Thanks MooseMom, yes, RFN is one of our Renal Links on this site and they likewise have placed HemoDoc on their Renal links as well. The RFN started by the late Nathan Hellman is now overseen by a group of renal fellows. The top 10 news stories for 2010 listed the ProPublica article as number 7, and the FHN as the number 5 story with bundling as the number one story in nephrology for the year. Obviously, dialysis and its connected issues are one of the most important topics of nephrology and the Renal Fellow Network has so noted this connection.

MooseMom

I was fairly sure I was stating the obvious, that RFN was well known in these parts, but I thought that with the holidays, some might have missed this particular top ten list. I was particularly interested in the IDEAL trial. What I found, cynically, to be particularly glaring was that the top story in nephrology had to do with the financial side of practice, ie bundling...not optimal dialysis or some new amazing technology, but how dialysis providers will be paid.
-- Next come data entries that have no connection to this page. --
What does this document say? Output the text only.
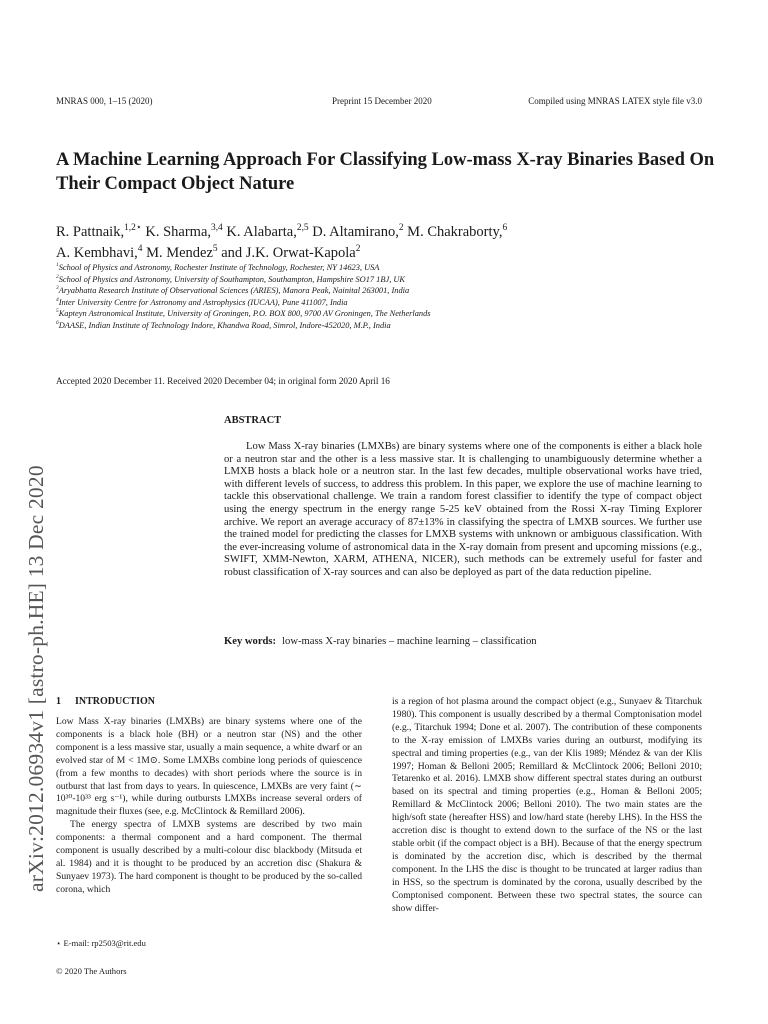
MNRAS 000, 1–15 (2020)	Preprint 15 December 2020	Compiled using MNRAS LATEX style file v3.0
A Machine Learning Approach For Classifying Low-mass X-ray Binaries Based On Their Compact Object Nature
R. Pattnaik,$^{1,2⋆}$ K. Sharma,$^{3,4}$ K. Alabarta,$^{2,5}$ D. Altamirano,$^2$ M. Chakraborty,$^6$
A. Kembhavi,$^4$ M. Mendez$^5$ and J.K. Orwat-Kapola$^2$
$^1$School of Physics and Astronomy, Rochester Institute of Technology, Rochester, NY 14623, USA
$^2$School of Physics and Astronomy, University of Southampton, Southampton, Hampshire SO17 1BJ, UK
$^3$Aryabhatta Research Institute of Observational Sciences (ARIES), Manora Peak, Nainital 263001, India
$^4$Inter University Centre for Astronomy and Astrophysics (IUCAA), Pune 411007, India
$^5$Kapteyn Astronomical Institute, University of Groningen, P.O. BOX 800, 9700 AV Groningen, The Netherlands
$^6$DAASE, Indian Institute of Technology Indore, Khandwa Road, Simrol, Indore-452020, M.P., India
Accepted 2020 December 11. Received 2020 December 04; in original form 2020 April 16
ABSTRACT
Low Mass X-ray binaries (LMXBs) are binary systems where one of the components is either a black hole or a neutron star and the other is a less massive star. It is challenging to unambiguously determine whether a LMXB hosts a black hole or a neutron star. In the last few decades, multiple observational works have tried, with different levels of success, to address this problem. In this paper, we explore the use of machine learning to tackle this observational challenge. We train a random forest classifier to identify the type of compact object using the energy spectrum in the energy range 5-25 keV obtained from the Rossi X-ray Timing Explorer archive. We report an average accuracy of 87±13% in classifying the spectra of LMXB sources. We further use the trained model for predicting the classes for LMXB systems with unknown or ambiguous classification. With the ever-increasing volume of astronomical data in the X-ray domain from present and upcoming missions (e.g., SWIFT, XMM-Newton, XARM, ATHENA, NICER), such methods can be extremely useful for faster and robust classification of X-ray sources and can also be deployed as part of the data reduction pipeline.
Key words: low-mass X-ray binaries – machine learning – classification
arXiv:2012.06934v1 [astro-ph.HE] 13 Dec 2020 1 INTRODUCTION

Low Mass X-ray binaries (LMXBs) are binary systems where one of the components is a black hole (BH) or a neutron star (NS) and the other component is a less massive star, usually a main sequence, a white dwarf or an evolved star of M < 1M⊙. Some LMXBs combine long periods of quiescence (from a few months to decades) with short periods where the source is in outburst that last from days to years. In quiescence, LMXBs are very faint (∼ 10³⁰-10³³ erg s⁻¹), while during outbursts LMXBs increase several orders of magnitude their fluxes (see, e.g. McClintock & Remillard 2006).

The energy spectra of LMXB systems are described by two main components: a thermal component and a hard component. The thermal component is usually described by a multi-colour disc blackbody (Mitsuda et al. 1984) and it is thought to be produced by an accretion disc (Shakura & Sunyaev 1973). The hard component is thought to be produced by the so-called corona, which

is a region of hot plasma around the compact object (e.g., Sunyaev & Titarchuk 1980). This component is usually described by a thermal Comptonisation model (e.g., Titarchuk 1994; Done et al. 2007). The contribution of these components to the X-ray emission of LMXBs varies during an outburst, modifying its spectral and timing properties (e.g., van der Klis 1989; Méndez & van der Klis 1997; Homan & Belloni 2005; Remillard & McClintock 2006; Belloni 2010; Tetarenko et al. 2016). LMXB show different spectral states during an outburst based on its spectral and timing properties (e.g., Homan & Belloni 2005; Remillard & McClintock 2006; Belloni 2010). The two main states are the high/soft state (hereafter HSS) and low/hard state (hereby LHS). In the HSS the accretion disc is thought to extend down to the surface of the NS or the last stable orbit (if the compact object is a BH). Because of that the energy spectrum is dominated by the accretion disc, which is described by the thermal component. In the LHS the disc is thought to be truncated at larger radius than in HSS, so the spectrum is dominated by the corona, usually described by the Comptonised component. Between these two spectral states, the source can show differ-

⋆ E-mail: rp2503@rit.edu
© 2020 The Authors
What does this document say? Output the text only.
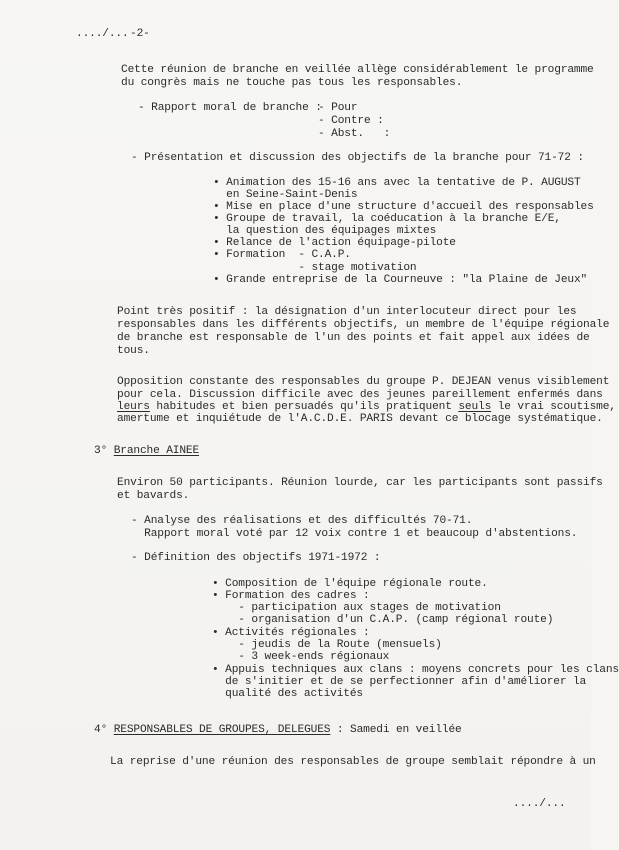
..../... -2-
Cette réunion de branche en veillée allège considérablement le programme
du congrès mais ne touche pas tous les responsables.
- Rapport moral de branche :
- Pour
- Contre :
- Abst.   :
- Présentation et discussion des objectifs de la branche pour 71-72 :
• Animation des 15-16 ans avec la tentative de P. AUGUST
en Seine-Saint-Denis
• Mise en place d'une structure d'accueil des responsables
• Groupe de travail, la coéducation à la branche E/E,
la question des équipages mixtes
• Relance de l'action équipage-pilote
• Formation  - C.A.P.
- stage motivation
• Grande entreprise de la Courneuve : "la Plaine de Jeux"
Point très positif : la désignation d'un interlocuteur direct pour les
responsables dans les différents objectifs, un membre de l'équipe régionale
de branche est responsable de l'un des points et fait appel aux idées de
tous.
Opposition constante des responsables du groupe P. DEJEAN venus visiblement
pour cela. Discussion difficile avec des jeunes pareillement enfermés dans
leurs habitudes et bien persuadés qu'ils pratiquent seuls le vrai scoutisme,
amertume et inquiétude de l'A.C.D.E. PARIS devant ce blocage systématique.
3° Branche AINEE
Environ 50 participants. Réunion lourde, car les participants sont passifs
et bavards.
- Analyse des réalisations et des difficultés 70-71.
Rapport moral voté par 12 voix contre 1 et beaucoup d'abstentions.
- Définition des objectifs 1971-1972 :
• Composition de l'équipe régionale route.
• Formation des cadres :
- participation aux stages de motivation
- organisation d'un C.A.P. (camp régional route)
• Activités régionales :
- jeudis de la Route (mensuels)
- 3 week-ends régionaux
• Appuis techniques aux clans : moyens concrets pour les clans
de s'initier et de se perfectionner afin d'améliorer la
qualité des activités
4° RESPONSABLES DE GROUPES, DELEGUES : Samedi en veillée
La reprise d'une réunion des responsables de groupe semblait répondre à un
..../...
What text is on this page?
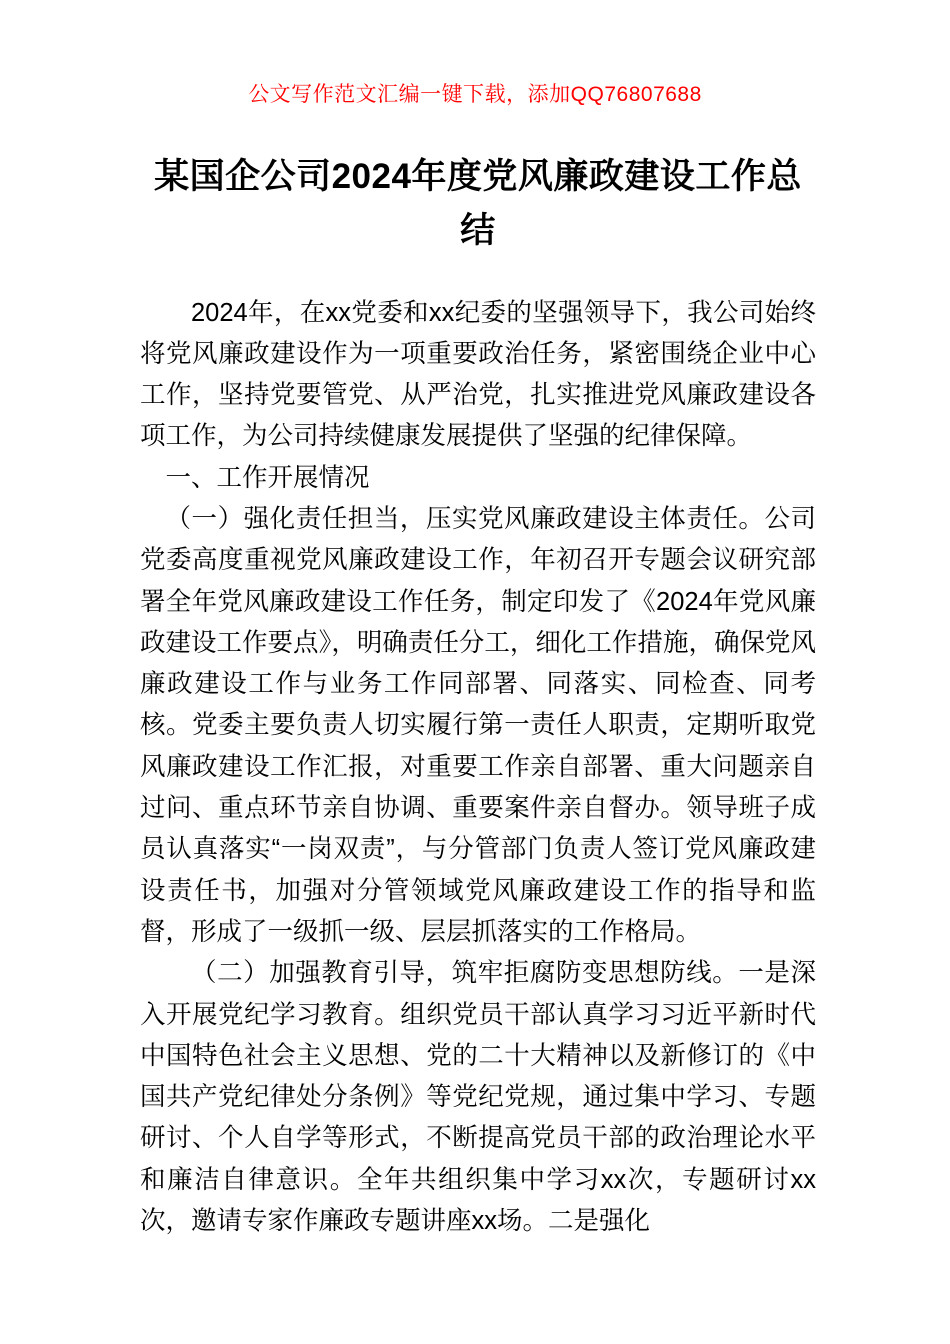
公文写作范文汇编一键下载，添加QQ76807688
某国企公司2024年度党风廉政建设工作总结

2024年，在xx党委和xx纪委的坚强领导下，我公司始终将党风廉政建设作为一项重要政治任务，紧密围绕企业中心工作，坚持党要管党、从严治党，扎实推进党风廉政建设各项工作，为公司持续健康发展提供了坚强的纪律保障。

一、工作开展情况

（一）强化责任担当，压实党风廉政建设主体责任。公司党委高度重视党风廉政建设工作，年初召开专题会议研究部署全年党风廉政建设工作任务，制定印发了《2024年党风廉政建设工作要点》，明确责任分工，细化工作措施，确保党风廉政建设工作与业务工作同部署、同落实、同检查、同考核。党委主要负责人切实履行第一责任人职责，定期听取党风廉政建设工作汇报，对重要工作亲自部署、重大问题亲自过问、重点环节亲自协调、重要案件亲自督办。领导班子成员认真落实“一岗双责”，与分管部门负责人签订党风廉政建设责任书，加强对分管领域党风廉政建设工作的指导和监督，形成了一级抓一级、层层抓落实的工作格局。

（二）加强教育引导，筑牢拒腐防变思想防线。一是深入开展党纪学习教育。组织党员干部认真学习习近平新时代中国特色社会主义思想、党的二十大精神以及新修订的《中国共产党纪律处分条例》等党纪党规，通过集中学习、专题研讨、个人自学等形式，不断提高党员干部的政治理论水平和廉洁自律意识。全年共组织集中学习xx次，专题研讨xx次，邀请专家作廉政专题讲座xx场。二是强化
How illustrative of the mindset of dialysis in the US today.

Peter Laird, MD

Dear MooseMom, unfortunately, that is exactly the issue when it comes to dialysis, patient outcomes are not at the forefront of many decisions made in the last 40 years. It has long since been all about money and profits, something Dr. Scribner spent the last 3 decades of his life fighting, quite sadly without overcoming the American dialysis profiteering. That remains our largest challenge today.

MooseMom

It remains our largest healthcare challenge today...it's not confined just to dialysis.

me.yahoo.com/a/hu57zewOivbeMNTseFyzrkoimA--

We should be honest and agree that Hemodialysis is about THE ALMIGHTY DOLLAR.It started out as an option to keep a patient alive until a kidney transplant occured.We have allowed companies from across the water D & F TO MAKE BILLIONS OFF OF SICK PATIENTS that we pay for..

MooseMom

Hey Peter! I've been looking out for some posts from you re the conference in Phoenix (I figured you'd remove the spam..haha). I'm glad to hear that you didn't "kill the Bill" (I'm so funny, I know); I know how much you two love to talk politics! I'm really looking forward to your thoughts about the conference! Post soon!

Peter Laird, MD

Thank you Moosemom, had some other pressing things in the last two weeks on top of the conference. I was only there for a day but what a day. Great conference especially the Home Dialysis conference on Saturday where the gathering of the advocates for home dialysis is at it's highest, talk about being able to preach to the choir. Bill is doing well and great to see him back in the saddle blogging again in his rightful "throne." LOL

Will try to get some posts out soon.